Figure 3: The Cubit search protocol operates iteratively to collect more and more information of the target region. In this example, x is the location of the search term in the keyword space, the solid circles are node A's peers, empty circles are additional nodes in the space, and the circle around x are all nodes within edit-distance q of x. Node A first finds the m = 2 closest nodes to x from its peer-set, and request their m closest nodes. In this example, two new closer nodes are discovered and subsequently sent the same query. The protocol terminates when all nodes within the circle around x, or the m closest nodes have been discovered. These nodes are queried for their closest objects to x.
Load Balancing
Figure 4: In this example, the keyword "love" is closest to node A and is generating a high degree of load. Node A creates a virtual node centered around the keyword love, which includes its leaf set and all objects in the region within p edit-distance from love. This virtual node is sent to A's nearest neighbors.
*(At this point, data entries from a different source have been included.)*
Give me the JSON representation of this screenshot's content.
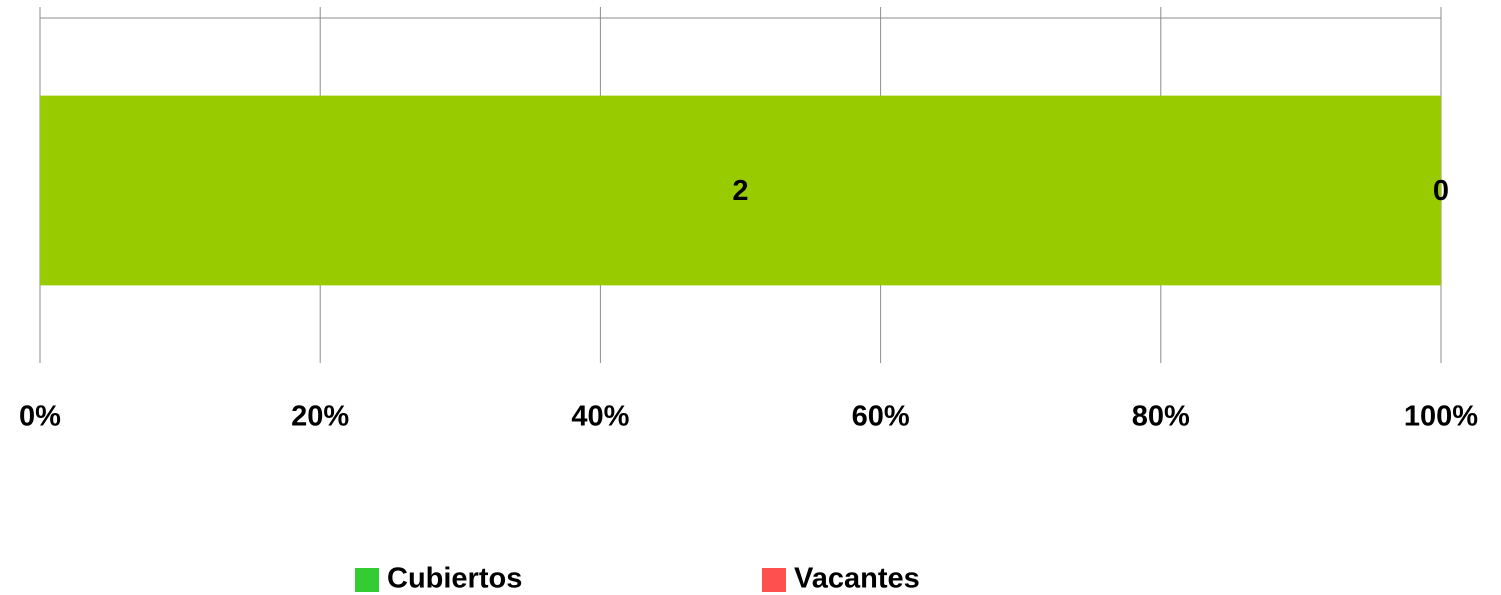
{
  "chart_data": {
    "type": "bar",
    "orientation": "horizontal",
    "stacked": "percent",
    "categories": [
      null
    ],
    "series": [
      {
        "name": "Cubiertos",
        "color": "#99cc00",
        "legend_color": "#33cc33",
        "values": [
          2
        ]
      },
      {
        "name": "Vacantes",
        "color": "#ff5050",
        "legend_color": "#ff5050",
        "values": [
          0
        ]
      }
    ],
    "xlim": [
      0,
      100
    ],
    "xticks": [
      {
        "value": 0,
        "label": "0%"
      },
      {
        "value": 20,
        "label": "20%"
      },
      {
        "value": 40,
        "label": "40%"
      },
      {
        "value": 60,
        "label": "60%"
      },
      {
        "value": 80,
        "label": "80%"
      },
      {
        "value": 100,
        "label": "100%"
      }
    ],
    "grid": true,
    "legend": "bottom"
  }
}
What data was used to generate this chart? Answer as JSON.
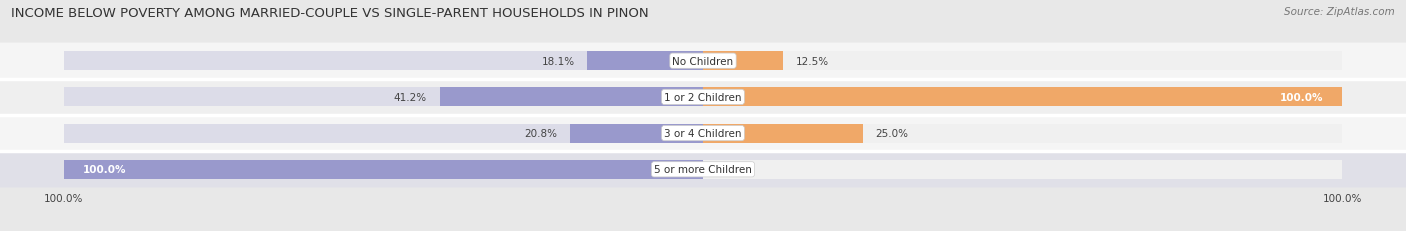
{
  "title": "INCOME BELOW POVERTY AMONG MARRIED-COUPLE VS SINGLE-PARENT HOUSEHOLDS IN PINON",
  "source": "Source: ZipAtlas.com",
  "categories": [
    "No Children",
    "1 or 2 Children",
    "3 or 4 Children",
    "5 or more Children"
  ],
  "married_values": [
    18.1,
    41.2,
    20.8,
    100.0
  ],
  "single_values": [
    12.5,
    100.0,
    25.0,
    0.0
  ],
  "married_color": "#9999cc",
  "single_color": "#f0a868",
  "bar_height": 0.52,
  "max_val": 100.0,
  "bg_color": "#e8e8e8",
  "row_colors": [
    "#f5f5f5",
    "#efefef",
    "#f5f5f5",
    "#e0e0e8"
  ],
  "bar_bg_left": "#dcdce8",
  "bar_bg_right": "#f0f0f0",
  "label_color": "#444444",
  "title_color": "#333333",
  "title_fontsize": 9.5,
  "source_fontsize": 7.5,
  "axis_label_fontsize": 7.5,
  "category_fontsize": 7.5,
  "value_fontsize": 7.5,
  "legend_fontsize": 8.0
}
Queries that arrive at these neighbors for keywords within an edit-distance p of love can be answered without node A.
In Cubit, if the load generated by queries for a popular keyword w overwhelms the available resources of node i, the node can send an off-loading request to its closest neighbors requesting them to create a synthetic node located at w. Nodes receiving such a request create a synthetic node at w whose IP address and port correspond to their own, thus enabling queries for that portion of the keyword space to be terminated at any one of the moff neighbors. The original requester is then tasked with keeping the virtual nodes updated with changes to objects in the off-loaded region as well as changes to its leaf-set. This off-loading operation disperses hot-spots in keyword popularity without requiring global information or coordination. Figure 4 illustrates the protocol.